Paper detail

A new kind of augmentation of filtrations

Let $(Ω,\mathcal{F},(\mathcal{F}_t)_{t \geq 0},\mathbb{P})$ be a filtered probability space satisfying the usual assumptions: it is usually not possible to extend to $\mathcal{F}_{\infty}$ (the $σ$-algebra generated by $(\mathcal{F}_t)_{t \geq 0}$) a coherent family of probability measures $(\mathbb{Q}_t)$, each of them being defined on $\mathcal{F}_t$. It is known that for instance, on the Wiener space, this extension problem has a positive answer if one takes the filtration generated by the coordinate process, but can have a negative answer if one takes its usual augmentation. On the other hand, the usual assumptions are crucial in order to obtain the existence of regular versions of paths for most stochastic processes of interest, such as the local time of the standard Brownian motion, stochastic integrals, etc.

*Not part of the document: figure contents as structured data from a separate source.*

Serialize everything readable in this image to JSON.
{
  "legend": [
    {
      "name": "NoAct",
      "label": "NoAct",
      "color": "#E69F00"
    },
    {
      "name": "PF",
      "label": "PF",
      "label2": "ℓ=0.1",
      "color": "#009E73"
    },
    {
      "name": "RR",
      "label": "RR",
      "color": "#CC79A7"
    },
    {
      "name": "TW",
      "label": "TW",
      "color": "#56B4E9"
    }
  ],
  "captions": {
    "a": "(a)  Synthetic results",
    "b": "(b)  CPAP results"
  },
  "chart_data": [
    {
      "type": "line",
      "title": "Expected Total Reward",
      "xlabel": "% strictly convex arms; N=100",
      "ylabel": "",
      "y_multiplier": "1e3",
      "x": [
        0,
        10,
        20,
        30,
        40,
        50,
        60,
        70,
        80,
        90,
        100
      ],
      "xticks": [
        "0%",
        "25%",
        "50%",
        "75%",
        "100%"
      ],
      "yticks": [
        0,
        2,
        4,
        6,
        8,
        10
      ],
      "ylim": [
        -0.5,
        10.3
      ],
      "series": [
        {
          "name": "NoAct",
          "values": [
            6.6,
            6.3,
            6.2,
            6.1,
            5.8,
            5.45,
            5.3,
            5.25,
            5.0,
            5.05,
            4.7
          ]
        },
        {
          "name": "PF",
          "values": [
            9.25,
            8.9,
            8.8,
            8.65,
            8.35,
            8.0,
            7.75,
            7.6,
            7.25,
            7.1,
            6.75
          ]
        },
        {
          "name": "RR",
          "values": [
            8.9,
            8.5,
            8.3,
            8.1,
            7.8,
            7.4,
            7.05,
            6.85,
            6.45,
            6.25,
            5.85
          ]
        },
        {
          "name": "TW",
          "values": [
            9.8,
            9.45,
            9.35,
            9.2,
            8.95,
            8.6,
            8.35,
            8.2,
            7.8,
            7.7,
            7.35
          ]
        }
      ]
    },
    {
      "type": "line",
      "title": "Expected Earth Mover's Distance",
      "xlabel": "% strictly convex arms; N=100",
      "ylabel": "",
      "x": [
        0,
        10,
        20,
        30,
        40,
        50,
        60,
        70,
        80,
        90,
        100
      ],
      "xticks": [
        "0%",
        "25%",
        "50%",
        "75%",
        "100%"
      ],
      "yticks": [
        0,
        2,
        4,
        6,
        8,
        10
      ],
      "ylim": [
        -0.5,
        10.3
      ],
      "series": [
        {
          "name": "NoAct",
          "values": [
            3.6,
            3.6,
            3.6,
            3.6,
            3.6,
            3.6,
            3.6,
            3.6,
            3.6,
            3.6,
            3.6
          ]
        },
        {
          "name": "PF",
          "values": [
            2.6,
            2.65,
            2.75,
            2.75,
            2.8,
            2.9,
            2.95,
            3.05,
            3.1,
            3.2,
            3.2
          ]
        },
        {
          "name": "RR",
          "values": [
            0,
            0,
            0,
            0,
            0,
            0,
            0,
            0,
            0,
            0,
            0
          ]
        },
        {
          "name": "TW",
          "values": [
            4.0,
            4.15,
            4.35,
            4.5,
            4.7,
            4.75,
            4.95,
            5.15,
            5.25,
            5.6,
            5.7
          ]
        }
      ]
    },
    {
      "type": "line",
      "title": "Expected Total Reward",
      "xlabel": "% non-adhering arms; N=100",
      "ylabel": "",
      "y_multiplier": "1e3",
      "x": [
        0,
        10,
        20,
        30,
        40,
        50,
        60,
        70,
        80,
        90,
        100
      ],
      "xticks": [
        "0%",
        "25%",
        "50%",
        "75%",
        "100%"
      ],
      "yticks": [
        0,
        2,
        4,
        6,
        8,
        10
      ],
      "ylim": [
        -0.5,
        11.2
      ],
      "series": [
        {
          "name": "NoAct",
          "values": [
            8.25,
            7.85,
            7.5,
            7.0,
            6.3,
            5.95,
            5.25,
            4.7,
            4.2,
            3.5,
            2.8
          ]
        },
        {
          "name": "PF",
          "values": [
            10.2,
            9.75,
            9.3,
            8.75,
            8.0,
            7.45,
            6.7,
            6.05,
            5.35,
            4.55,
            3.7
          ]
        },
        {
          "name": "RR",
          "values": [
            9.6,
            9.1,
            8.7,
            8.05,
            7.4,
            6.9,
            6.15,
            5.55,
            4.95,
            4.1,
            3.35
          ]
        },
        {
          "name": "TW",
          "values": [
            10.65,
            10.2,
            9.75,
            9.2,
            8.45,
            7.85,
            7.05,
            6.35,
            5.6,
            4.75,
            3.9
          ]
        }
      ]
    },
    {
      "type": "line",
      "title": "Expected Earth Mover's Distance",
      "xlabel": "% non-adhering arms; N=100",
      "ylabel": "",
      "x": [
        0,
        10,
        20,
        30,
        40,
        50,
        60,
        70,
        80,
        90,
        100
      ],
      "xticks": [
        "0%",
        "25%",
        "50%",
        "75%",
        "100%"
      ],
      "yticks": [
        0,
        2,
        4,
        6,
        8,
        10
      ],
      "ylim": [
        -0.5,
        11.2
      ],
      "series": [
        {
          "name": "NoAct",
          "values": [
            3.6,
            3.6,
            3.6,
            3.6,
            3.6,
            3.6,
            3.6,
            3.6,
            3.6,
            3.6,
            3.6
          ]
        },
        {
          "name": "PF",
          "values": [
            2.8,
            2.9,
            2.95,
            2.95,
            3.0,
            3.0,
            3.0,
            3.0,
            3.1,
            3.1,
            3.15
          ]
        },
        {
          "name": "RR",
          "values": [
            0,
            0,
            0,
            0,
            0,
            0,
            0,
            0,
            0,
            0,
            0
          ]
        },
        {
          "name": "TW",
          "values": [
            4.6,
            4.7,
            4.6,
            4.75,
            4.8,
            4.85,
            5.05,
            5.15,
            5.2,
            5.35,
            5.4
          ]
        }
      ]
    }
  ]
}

In order to fix this problem, we introduce a new property for filtrations, intermediate between the right continuity and the usual conditions. We show that most of the important results of the theory of stochastic processes which are generally proved under the usual augmentation, such as the existence of regular version of trajectories or the début theorem, still hold under the N-augmentation; moreover this new augmentation allows the extension of a coherent family of probability measures whenever this is possible with the original filtration.